Paul, by being way better than Democrats on some issues and way worse on other issues, forces progressives to actually think. They are confronted with the question of what policies are more important to them. They are made to face the reality that on some issues the objective horribleness of the Democratic Party only masks the fact that the GOP position is marginally worse.

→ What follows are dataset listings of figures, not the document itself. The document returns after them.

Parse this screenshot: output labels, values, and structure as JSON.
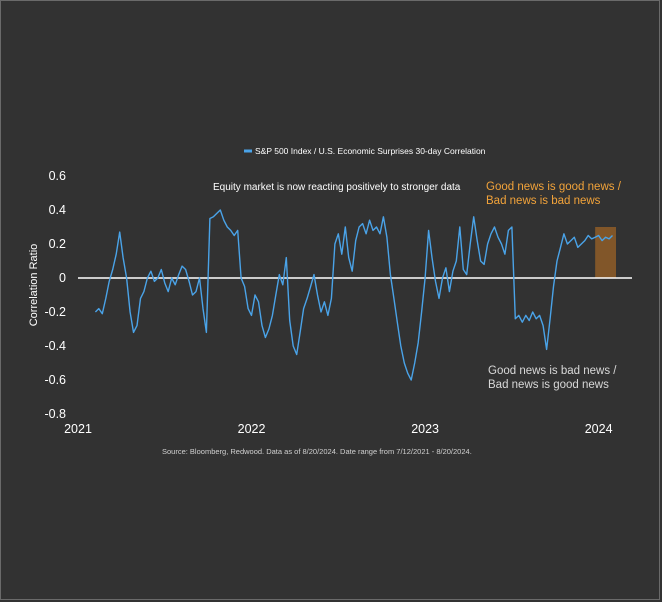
{
  "colors": {
    "background": "#323232",
    "series": "#4aa3e8",
    "highlight_fill": "#8a5a28",
    "highlight_accent": "#f2a33a",
    "zero_line": "#ffffff"
  },
  "legend": {
    "label": "S&P 500 Index / U.S. Economic Surprises 30-day Correlation"
  },
  "annotations": {
    "top_center": "Equity market is now reacting positively to stronger data",
    "good_news_line1": "Good news is good news /",
    "good_news_line2": "Bad news is bad news",
    "bad_news_line1": "Good news is bad news /",
    "bad_news_line2": "Bad news is good news"
  },
  "source": "Source: Bloomberg, Redwood. Data as of 8/20/2024. Date range from 7/12/2021 - 8/20/2024.",
  "chart_data": {
    "type": "line",
    "title": "",
    "xlabel": "",
    "ylabel": "Correlation Ratio",
    "ylim": [
      -0.8,
      0.6
    ],
    "xlim": [
      2021.0,
      2024.1
    ],
    "yticks": [
      "0.6",
      "0.4",
      "0.2",
      "0",
      "-0.2",
      "-0.4",
      "-0.6",
      "-0.8"
    ],
    "xticks": [
      "2021",
      "2022",
      "2023",
      "2024"
    ],
    "grid": false,
    "legend_position": "top-center",
    "highlight_region": {
      "x_start": 2023.98,
      "x_end": 2024.1,
      "y_start": 0.0,
      "y_end": 0.3
    },
    "series": [
      {
        "name": "S&P 500 Index / U.S. Economic Surprises 30-day Correlation",
        "x": [
          2021.1,
          2021.12,
          2021.14,
          2021.16,
          2021.18,
          2021.2,
          2021.22,
          2021.24,
          2021.26,
          2021.28,
          2021.3,
          2021.32,
          2021.34,
          2021.36,
          2021.38,
          2021.4,
          2021.42,
          2021.44,
          2021.46,
          2021.48,
          2021.5,
          2021.52,
          2021.54,
          2021.56,
          2021.58,
          2021.6,
          2021.62,
          2021.64,
          2021.66,
          2021.68,
          2021.7,
          2021.72,
          2021.74,
          2021.76,
          2021.78,
          2021.8,
          2021.82,
          2021.84,
          2021.86,
          2021.88,
          2021.9,
          2021.92,
          2021.94,
          2021.96,
          2021.98,
          2022.0,
          2022.02,
          2022.04,
          2022.06,
          2022.08,
          2022.1,
          2022.12,
          2022.14,
          2022.16,
          2022.18,
          2022.2,
          2022.22,
          2022.24,
          2022.26,
          2022.28,
          2022.3,
          2022.32,
          2022.34,
          2022.36,
          2022.38,
          2022.4,
          2022.42,
          2022.44,
          2022.46,
          2022.48,
          2022.5,
          2022.52,
          2022.54,
          2022.56,
          2022.58,
          2022.6,
          2022.62,
          2022.64,
          2022.66,
          2022.68,
          2022.7,
          2022.72,
          2022.74,
          2022.76,
          2022.78,
          2022.8,
          2022.82,
          2022.84,
          2022.86,
          2022.88,
          2022.9,
          2022.92,
          2022.94,
          2022.96,
          2022.98,
          2023.0,
          2023.02,
          2023.04,
          2023.06,
          2023.08,
          2023.1,
          2023.12,
          2023.14,
          2023.16,
          2023.18,
          2023.2,
          2023.22,
          2023.24,
          2023.26,
          2023.28,
          2023.3,
          2023.32,
          2023.34,
          2023.36,
          2023.38,
          2023.4,
          2023.42,
          2023.44,
          2023.46,
          2023.48,
          2023.5,
          2023.52,
          2023.54,
          2023.56,
          2023.58,
          2023.6,
          2023.62,
          2023.64,
          2023.66,
          2023.68,
          2023.7,
          2023.72,
          2023.74,
          2023.76,
          2023.78,
          2023.8,
          2023.82,
          2023.84,
          2023.86,
          2023.88,
          2023.9,
          2023.92,
          2023.94,
          2023.96,
          2023.98,
          2024.0,
          2024.02,
          2024.04,
          2024.06,
          2024.08
        ],
        "values": [
          -0.2,
          -0.18,
          -0.21,
          -0.12,
          -0.02,
          0.05,
          0.14,
          0.27,
          0.12,
          0.0,
          -0.2,
          -0.32,
          -0.28,
          -0.12,
          -0.08,
          0.0,
          0.04,
          -0.02,
          0.0,
          0.05,
          -0.03,
          -0.08,
          0.0,
          -0.04,
          0.02,
          0.07,
          0.05,
          -0.02,
          -0.1,
          -0.08,
          0.0,
          -0.18,
          -0.32,
          0.35,
          0.36,
          0.38,
          0.4,
          0.34,
          0.3,
          0.28,
          0.25,
          0.28,
          0.0,
          -0.05,
          -0.18,
          -0.22,
          -0.1,
          -0.14,
          -0.28,
          -0.35,
          -0.3,
          -0.22,
          -0.1,
          0.02,
          -0.04,
          0.12,
          -0.25,
          -0.4,
          -0.45,
          -0.32,
          -0.18,
          -0.12,
          -0.05,
          0.02,
          -0.1,
          -0.2,
          -0.14,
          -0.22,
          -0.12,
          0.2,
          0.26,
          0.14,
          0.3,
          0.12,
          0.04,
          0.22,
          0.3,
          0.32,
          0.26,
          0.34,
          0.28,
          0.3,
          0.26,
          0.36,
          0.24,
          0.02,
          -0.12,
          -0.26,
          -0.4,
          -0.5,
          -0.56,
          -0.6,
          -0.5,
          -0.38,
          -0.2,
          0.0,
          0.28,
          0.12,
          -0.02,
          -0.12,
          0.0,
          0.06,
          -0.08,
          0.04,
          0.1,
          0.3,
          0.05,
          0.02,
          0.2,
          0.36,
          0.22,
          0.1,
          0.08,
          0.2,
          0.26,
          0.3,
          0.24,
          0.2,
          0.14,
          0.28,
          0.3,
          -0.24,
          -0.22,
          -0.26,
          -0.22,
          -0.25,
          -0.2,
          -0.24,
          -0.22,
          -0.28,
          -0.42,
          -0.24,
          -0.05,
          0.1,
          0.18,
          0.26,
          0.2,
          0.22,
          0.24,
          0.18,
          0.2,
          0.22,
          0.25,
          0.23,
          0.24,
          0.25,
          0.22,
          0.24,
          0.23,
          0.25
        ]
      }
    ]
  }
}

The way things normally work

Both parties tend to have surprisingly high amount of agreement on a lot of horrible stuff (foreign wars, drug war, FISA, etc…) and some great stuff (slavery is wrong, first amendment is good, etc…). The areas where the two parties do show some level of disagreement (such as abortion, gay rights, the level of taxes the rich should pay, level of public education spending, Medicare’s design, etc…) often follow on a rather narrow section of all theoretical political discourse.

It is not really that Democrats are good and Republicans are bad when it comes to policy. It is just easy for liberals to frame these things as being that “the Democrats as good and the Republicans as bad” because although the two parties do agree on a fair amount, when they differ the GOP is normally 20 percent worse on those issue than the Democrats. This dynamic makes it easy to hide that there is a whole spectrum of possible political debate being ignored. While the GOP being 20 percent worse on an issue may make the Democrats look good, it doesn’t change the fact even the Democrats’ position is terrible.

Why Ron Paul is different

I’ve created a visual aid. This is only two dimensional to show politics isn’t linear. This should probably be a 50 dimensional matrix, but that is impossible for people to see.

It is easy for liberals to depict Obama as good when compared to Mitt Romney. They tend to share a lot of the same terrible policy positions. The Obama campaign even takes pride in talking how much they are alike on the issue of health care. Where they don’t agree, Romney’s positions are almost always marginally worse than Obama’s. This does not actually make Obama good though, just marginally better than Romney. Of course that nuance is easily lost when faced with a binary choice in the heat of a campaign.

Ron Paul is different. When it comes to some issues like the drug war, military spending and NDAA, he is dramatically better than Obama. The fact that Paul is taking these stances lays bare just how awful some of Obama’s positions are. It forces Obama supporters to acknowledge the unpleasant truth that some of Obama’s actions are evil and repugnant. On the flip side, Paul is way worse than Obama when it comes to many other issues such as child labor laws, Medicare  and pollution regulation.

In a Romney versus Obama fight liberals can quickly just point to ‘Obama is better’, even if it is only 15 percent better on just 20 percent of the issues.

To decide if Obama is better than Paul you must first face the reality that Obama is terrible on some issues and then weigh that against the issues he is as good on, or at least better than, Paul. It forces liberals to do the hard work, prioritize what they claim to believe in. In this situation, to defend Obama, you most defend many of his horrific positions as an acceptable sacrifice for a better all-around package.

This is why you get the ideological versus the tribalistic divide on the left over the reaction to Paul’s long-shot candidacy. Progressives who put policy first can appreciate Paul serving as a mirror that accentuates some of the terrible faults of the Democratic Party. The hope is that the shames of being exposed will eventually lead to reform. The Democratic loyalists dislike Paul for a similar reason. For them this mirror is simply making their Democratic leaders look bad.